At this year’s IPCPR convention and trade show, the Espinosa Premium Cigars booth went orange—literally. The company’s newest release is the Laranja Reserva, which not only features orange bands, but also draws inspiration from an orange-hued Brazilian wrapper.
The cigar debuted at the trade show and will begin shipping later this month. It’s offered in three sizes, each of it will ship in a 20-count box: Corona Gorda (5 5/8 x 46, $9.90), Robusto Extra (5 1/2 x 54, $10.50) and Toro (6 x 52, $10.90).
- Cigar Reviewed: Laranja Reserva Robusto Extra
- Country of Origin: Nicaragua
- Factory: La Zona Cigar Factory
- Wrapper: Brazil
- Binder: Nicaragua
- Filler: Nicaragua
- Size: 5 1/2 Inches
- Ring Gauge: 54
- Vitola: Robusto Extra
- MSRP: $10.50 (Boxes of 20, $210.00)
- Release Date: August 2014
- Number of Cigars Released: Regular Production
- Number of Cigars Smoked For Review: 2
While it’s not the cleanest of rolls, leading to bumps, the wrapper itself is very smooth to the touch. Overall, it creates a very interesting texture. Aroma from the Brazilian wrapper is mild with some leather notes barely showing themselves, fairly lifeless even after being protected in cellophane. From the foot, there’s much more to get excited about: sweet cedar, gingerbread, sweetened coffee and a bit of baker’s spices. The cold draw is medium with a dominant floral note and some nuttiness underneath, rather Cuban-like.
It takes a few second to get going, but there’s a mixture of gingerbread and something rather reminiscent of the sauce used in sesame chicken over some nuttiness. The floral notes eventually make themselves known but the profile has quickly turned into one dominated by a full flavor of aged cedar. There’s some pepper notes as well, but they are restrained, particularly in face of the dominant and aggressive cedar flavors. I make two attempts at a retrohale, both are punishingly full, almost too much. The body is on the more extreme side of full, while the Laranja Reserva is medium in nicotine content. I have no complaints regarding construction, although the burn is uneven enough to require a correction.
Earthier flavors emerge as the second third gets going. In addition, there’s grass, wheat and some ground black pepper. A sweetness remains, although it’s fading behind the new flavors, which are also enjoyed by walnut, peppermint and sweet citrus. Fortunately, the Laranja Reserva’s burn corrects itself while retraining the solid smoke production and good draw. Unfortunately, the retrohales are still punishing. Strength is still medium.

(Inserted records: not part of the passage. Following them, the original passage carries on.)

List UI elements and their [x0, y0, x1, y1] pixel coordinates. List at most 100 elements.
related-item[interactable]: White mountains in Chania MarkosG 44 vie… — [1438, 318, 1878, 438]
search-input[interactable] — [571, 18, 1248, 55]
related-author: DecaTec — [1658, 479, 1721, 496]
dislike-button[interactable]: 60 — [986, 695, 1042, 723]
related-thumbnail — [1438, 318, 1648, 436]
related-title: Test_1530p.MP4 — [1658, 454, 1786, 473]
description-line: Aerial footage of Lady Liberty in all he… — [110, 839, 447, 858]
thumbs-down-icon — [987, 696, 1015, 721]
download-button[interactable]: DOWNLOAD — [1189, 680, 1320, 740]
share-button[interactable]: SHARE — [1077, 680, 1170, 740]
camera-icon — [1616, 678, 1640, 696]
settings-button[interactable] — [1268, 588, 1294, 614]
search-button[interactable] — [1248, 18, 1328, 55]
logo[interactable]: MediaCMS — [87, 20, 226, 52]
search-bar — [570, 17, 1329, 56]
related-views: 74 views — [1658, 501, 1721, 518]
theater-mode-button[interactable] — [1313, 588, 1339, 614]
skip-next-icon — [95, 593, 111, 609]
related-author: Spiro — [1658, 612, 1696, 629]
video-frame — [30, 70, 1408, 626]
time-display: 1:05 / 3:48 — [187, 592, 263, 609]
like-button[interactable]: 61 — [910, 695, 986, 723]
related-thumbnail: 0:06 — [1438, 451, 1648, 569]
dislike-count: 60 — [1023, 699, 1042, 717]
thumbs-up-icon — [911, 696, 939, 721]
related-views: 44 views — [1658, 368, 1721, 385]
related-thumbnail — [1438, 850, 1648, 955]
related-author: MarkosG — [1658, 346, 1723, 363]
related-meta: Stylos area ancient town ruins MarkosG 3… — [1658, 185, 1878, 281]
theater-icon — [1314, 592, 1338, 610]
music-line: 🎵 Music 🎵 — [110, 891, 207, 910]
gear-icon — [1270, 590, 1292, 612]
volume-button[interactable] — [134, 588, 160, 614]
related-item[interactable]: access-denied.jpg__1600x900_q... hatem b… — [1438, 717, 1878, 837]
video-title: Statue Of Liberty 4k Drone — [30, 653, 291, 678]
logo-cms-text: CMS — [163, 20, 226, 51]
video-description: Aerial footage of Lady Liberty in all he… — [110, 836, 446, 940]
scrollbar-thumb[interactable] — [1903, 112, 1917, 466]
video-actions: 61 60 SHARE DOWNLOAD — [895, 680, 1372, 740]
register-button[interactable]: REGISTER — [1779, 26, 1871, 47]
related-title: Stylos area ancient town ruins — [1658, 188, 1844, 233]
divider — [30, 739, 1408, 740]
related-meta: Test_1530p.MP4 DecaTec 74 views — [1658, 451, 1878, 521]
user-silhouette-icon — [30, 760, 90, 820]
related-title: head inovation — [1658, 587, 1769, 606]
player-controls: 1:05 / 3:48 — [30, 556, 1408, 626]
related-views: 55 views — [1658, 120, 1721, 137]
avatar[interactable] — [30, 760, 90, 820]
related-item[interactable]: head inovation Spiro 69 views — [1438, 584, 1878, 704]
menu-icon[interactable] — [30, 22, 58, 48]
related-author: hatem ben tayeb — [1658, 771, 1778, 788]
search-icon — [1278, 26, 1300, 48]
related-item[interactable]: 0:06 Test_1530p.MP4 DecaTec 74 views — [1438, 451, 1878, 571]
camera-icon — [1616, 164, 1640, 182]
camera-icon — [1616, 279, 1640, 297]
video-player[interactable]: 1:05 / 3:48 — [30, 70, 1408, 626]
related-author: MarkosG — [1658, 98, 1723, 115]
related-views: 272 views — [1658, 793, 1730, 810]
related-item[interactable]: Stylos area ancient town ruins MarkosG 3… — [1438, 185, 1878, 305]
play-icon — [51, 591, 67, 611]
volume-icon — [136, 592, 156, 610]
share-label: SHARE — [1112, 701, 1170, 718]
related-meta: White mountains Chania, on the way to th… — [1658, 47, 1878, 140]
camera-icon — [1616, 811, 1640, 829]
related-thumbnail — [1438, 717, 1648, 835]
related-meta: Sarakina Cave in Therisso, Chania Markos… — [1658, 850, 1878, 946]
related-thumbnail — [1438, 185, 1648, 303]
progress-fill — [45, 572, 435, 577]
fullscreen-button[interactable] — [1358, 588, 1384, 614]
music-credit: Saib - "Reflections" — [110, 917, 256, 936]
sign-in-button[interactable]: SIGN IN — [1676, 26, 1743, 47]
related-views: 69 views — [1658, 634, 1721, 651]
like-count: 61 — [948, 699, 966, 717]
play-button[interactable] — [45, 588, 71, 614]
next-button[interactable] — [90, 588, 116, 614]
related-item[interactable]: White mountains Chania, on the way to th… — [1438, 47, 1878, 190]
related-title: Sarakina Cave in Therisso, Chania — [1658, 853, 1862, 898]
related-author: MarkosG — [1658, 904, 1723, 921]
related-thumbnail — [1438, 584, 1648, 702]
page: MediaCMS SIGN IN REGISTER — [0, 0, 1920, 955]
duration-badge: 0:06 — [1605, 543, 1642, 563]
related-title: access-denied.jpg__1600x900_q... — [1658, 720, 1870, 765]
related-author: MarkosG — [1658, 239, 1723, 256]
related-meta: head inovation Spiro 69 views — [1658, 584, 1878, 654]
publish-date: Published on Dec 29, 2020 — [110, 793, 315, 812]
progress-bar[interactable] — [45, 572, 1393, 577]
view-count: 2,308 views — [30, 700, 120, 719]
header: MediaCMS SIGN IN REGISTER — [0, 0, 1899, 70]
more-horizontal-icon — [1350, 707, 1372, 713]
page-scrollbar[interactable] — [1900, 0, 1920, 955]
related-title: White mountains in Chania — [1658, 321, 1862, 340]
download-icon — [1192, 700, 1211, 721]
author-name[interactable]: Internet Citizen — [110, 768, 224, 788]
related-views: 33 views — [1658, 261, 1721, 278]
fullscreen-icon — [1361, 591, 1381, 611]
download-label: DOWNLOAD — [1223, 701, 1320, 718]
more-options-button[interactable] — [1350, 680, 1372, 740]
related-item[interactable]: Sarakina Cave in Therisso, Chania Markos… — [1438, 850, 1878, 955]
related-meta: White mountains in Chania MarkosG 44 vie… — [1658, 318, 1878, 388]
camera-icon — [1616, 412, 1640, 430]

As the final third burns down, I have issues with the construction of one sample as the wrapper begins to separate itself from the binder. Flavor-wise, things are improving. I’m able to make some attempts at the retrohale that deliver spices upfront and peach on the finish. The roasted cedar notes are much different than the earthier-ifnluenced ones I found in the second third. The familiar sweet sesame chicken sauce note returns at the one inch mark along with a few specks of grass.
- There is a lot of flavors present in the Laranja Reserva, what’s remarkable is little of it comes from the retrohale.
- While the wrapper is pretty, both samples I smoked were far from flawless in how they were rolled.
- Laranja is Portuguese for orange. I cannot think of another cigar that uses Portuguese words, although I imagine there are a few.
- As for the wrapper, it definitely looks quite orange and is rather bright. Very attractive, although somewhat delicate.
- I really like the band, it’s a great style particularly with the spiraling text.
- Brian Burt reviewed the other new cigar from Espinosa, the 601 La Bomba Warhead II.
- For those wondering about the orange ribbon foot bands, they might be familiar thanks to My Father’s use of them. These look significantly more red in color, although I haven’t compared directly.
- Strength is medium, flavor is full and the body is amongst the fullest I’ve smoked.
- Final smoking time is one hour and 35 minutes.
- Samples for this review were given to halfwheel by Espinosa Premium Cigars at the IPCPR 2014 convention and trade show.
A few weeks ago I smoked an Espinosa Habano with over a year of age on it, probably closer to two years if I had to guess. It was very good, a much different cigar than I remember it being fresh. Up until that point, I would have said that Laranja is the first complete cigar I’ve smoked from Espinosa; but now there’s at least two examples. This is a cigar that’s well-rounded, developed, ready to be smoked fresh and yet—the retrohales give me plenty of hope this will develop into something much more. I find the bulk of flavor on most cigars to come from the retrohale, at the moment, the Laranja is not there yet—it’s not developed and far too punishing. If this cigar is able to perform like most, there will likely be an abundance of flavors to be found over time as the retrohale mellows out. My recommendation would be to smoke some now, but definitely hold onto a few to see how they perform over time, although, that might be hard as Laranja is plenty enjoyable now.